Thursday, 24. April 2014
13. 10. 10. - 16:00
An Austrian extreme sports athlete’s attempt to jump out of a balloon in from an altitude of 36 kilometres has been postponed after a businessman claimed he was robbed of his idea.
Daniel Hogan launched legal action against Red Bull. The American entrepreneur claims he approached the Salzburg-headquartered energy drink producer with the idea of breaking several world records by parachuting from a balloon at the edge of space already in 2004. Red Bull have taken care of sponsoring and marketing measures regarding Felix Baumgartner’s bid.
The former soldier hit the headlines several times in the past with spectacular stunts like crossing the English Channel in freefall using a special fibre suit in 2003. The 41-year-old set the world record for the lowest BASE jump ever by throwing himself off the outstretched hand of the "O Cristo Redentor" statue in the Brazilian city of Rio de Janeiro.
Baumgartner planned to stage his latest stunt in the US State of New Mexico later this year.

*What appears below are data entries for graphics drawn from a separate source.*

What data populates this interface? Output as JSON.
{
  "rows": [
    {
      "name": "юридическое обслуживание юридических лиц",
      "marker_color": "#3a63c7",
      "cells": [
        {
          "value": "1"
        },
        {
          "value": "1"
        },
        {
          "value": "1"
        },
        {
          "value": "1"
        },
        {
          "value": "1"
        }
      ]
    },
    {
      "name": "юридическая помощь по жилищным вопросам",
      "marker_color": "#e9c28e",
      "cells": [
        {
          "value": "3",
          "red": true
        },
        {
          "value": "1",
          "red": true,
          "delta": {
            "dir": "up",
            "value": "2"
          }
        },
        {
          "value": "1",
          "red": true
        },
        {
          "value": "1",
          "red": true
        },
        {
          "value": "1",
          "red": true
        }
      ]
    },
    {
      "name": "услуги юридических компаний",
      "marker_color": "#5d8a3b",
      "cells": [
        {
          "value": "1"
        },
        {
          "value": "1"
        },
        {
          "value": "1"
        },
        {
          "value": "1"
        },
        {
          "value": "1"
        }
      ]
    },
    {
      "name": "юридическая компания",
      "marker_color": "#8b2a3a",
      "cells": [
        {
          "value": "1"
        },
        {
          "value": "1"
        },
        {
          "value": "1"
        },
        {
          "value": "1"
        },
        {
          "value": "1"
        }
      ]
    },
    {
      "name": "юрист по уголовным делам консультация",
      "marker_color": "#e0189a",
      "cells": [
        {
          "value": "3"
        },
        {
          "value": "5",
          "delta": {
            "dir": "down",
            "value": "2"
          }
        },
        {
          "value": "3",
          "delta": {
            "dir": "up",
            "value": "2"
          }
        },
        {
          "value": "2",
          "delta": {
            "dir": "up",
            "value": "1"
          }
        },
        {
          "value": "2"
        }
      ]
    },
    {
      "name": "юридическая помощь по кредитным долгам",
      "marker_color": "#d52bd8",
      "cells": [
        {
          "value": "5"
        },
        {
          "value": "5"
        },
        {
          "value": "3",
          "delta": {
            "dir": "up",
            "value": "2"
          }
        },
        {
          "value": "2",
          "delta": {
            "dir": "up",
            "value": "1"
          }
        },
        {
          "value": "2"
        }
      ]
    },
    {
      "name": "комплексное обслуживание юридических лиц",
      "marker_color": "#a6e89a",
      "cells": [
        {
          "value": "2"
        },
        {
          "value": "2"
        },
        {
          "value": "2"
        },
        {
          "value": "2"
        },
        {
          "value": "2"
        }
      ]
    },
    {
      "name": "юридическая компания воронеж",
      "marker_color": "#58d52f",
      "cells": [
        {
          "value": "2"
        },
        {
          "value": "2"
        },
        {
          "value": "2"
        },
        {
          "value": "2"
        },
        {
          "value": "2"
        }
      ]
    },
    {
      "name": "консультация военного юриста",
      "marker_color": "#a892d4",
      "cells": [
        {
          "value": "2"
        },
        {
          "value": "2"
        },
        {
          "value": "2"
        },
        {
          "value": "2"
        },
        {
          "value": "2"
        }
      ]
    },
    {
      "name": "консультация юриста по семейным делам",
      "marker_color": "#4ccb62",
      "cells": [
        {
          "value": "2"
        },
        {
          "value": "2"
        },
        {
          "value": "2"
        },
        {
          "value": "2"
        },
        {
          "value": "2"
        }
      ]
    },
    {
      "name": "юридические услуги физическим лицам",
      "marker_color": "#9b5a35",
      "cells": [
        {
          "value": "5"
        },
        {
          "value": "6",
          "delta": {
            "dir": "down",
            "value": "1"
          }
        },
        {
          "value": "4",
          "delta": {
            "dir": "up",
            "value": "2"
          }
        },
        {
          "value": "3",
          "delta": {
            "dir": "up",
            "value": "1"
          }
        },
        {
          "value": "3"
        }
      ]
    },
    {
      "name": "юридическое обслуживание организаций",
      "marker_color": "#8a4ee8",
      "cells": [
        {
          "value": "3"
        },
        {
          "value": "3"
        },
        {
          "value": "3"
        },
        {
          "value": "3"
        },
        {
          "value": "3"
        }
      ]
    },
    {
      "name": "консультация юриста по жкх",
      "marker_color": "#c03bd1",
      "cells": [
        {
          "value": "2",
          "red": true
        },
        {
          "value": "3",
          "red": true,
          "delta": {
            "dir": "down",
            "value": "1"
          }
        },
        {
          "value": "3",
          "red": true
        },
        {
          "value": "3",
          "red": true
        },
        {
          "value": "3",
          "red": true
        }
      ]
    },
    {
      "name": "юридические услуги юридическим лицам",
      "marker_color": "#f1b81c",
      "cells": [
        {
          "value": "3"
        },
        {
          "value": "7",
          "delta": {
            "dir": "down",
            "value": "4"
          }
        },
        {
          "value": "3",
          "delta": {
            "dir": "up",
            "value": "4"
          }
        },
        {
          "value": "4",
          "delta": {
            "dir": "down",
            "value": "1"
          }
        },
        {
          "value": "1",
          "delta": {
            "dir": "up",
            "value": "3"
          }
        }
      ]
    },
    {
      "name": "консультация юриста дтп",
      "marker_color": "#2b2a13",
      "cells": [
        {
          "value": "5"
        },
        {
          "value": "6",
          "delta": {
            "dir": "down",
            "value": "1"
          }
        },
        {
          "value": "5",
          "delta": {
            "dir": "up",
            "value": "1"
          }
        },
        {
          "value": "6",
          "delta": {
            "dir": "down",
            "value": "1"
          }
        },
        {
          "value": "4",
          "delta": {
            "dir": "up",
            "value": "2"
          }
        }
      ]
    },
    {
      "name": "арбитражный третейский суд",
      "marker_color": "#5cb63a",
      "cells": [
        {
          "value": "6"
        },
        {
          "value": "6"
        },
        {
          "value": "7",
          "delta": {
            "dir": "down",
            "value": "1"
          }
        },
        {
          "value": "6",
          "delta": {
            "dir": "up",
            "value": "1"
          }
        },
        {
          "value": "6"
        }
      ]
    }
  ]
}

A series of complex training jumps and various preparations have kept the Salzburg-born daredevil busy during the past few months. Dozens of renowned engineers and scientists were assigned by Red Bull to work on the project.
Baumgartner was set to break the sound barrier in the descent from the stratosphere in the project which now seems to be at risk. Baumgartner said recently he planned to retire from extreme sport activities after "Red Bull Stratos".
Red Bull, Austria’s most powerful global brand, explained it decided to put the project on hold until the legal case clarified.
Hogan claimed he provided detailed technical and marketing proposals to Red Bull for his "Space Dive" project. He said firm officials were enthusiastic and already discussed investing several millions of US dollars into the project.
"They told me they would put everything they had behind the project," he said in a recent interview.
Hogan – whose lawsuit is not being dealt with by the California Superior Court in Los Angeles – presented an e-mail from Red Bull informing him in October 2005 that the company "would not like to continue our joint work" on the project.
"I was devastated at that point. I didn't understand it," he said. Hogan added: "This was my idea, from start to finish."
Hogan alleges Red Bull – which was listed in 82nd place in market research agency Millward Brown’s 2010 study of the most powerful firm brands in the world – defrauded him not only by illegally using his technical ideas, but also by adopting his original plans to generate a global media hype.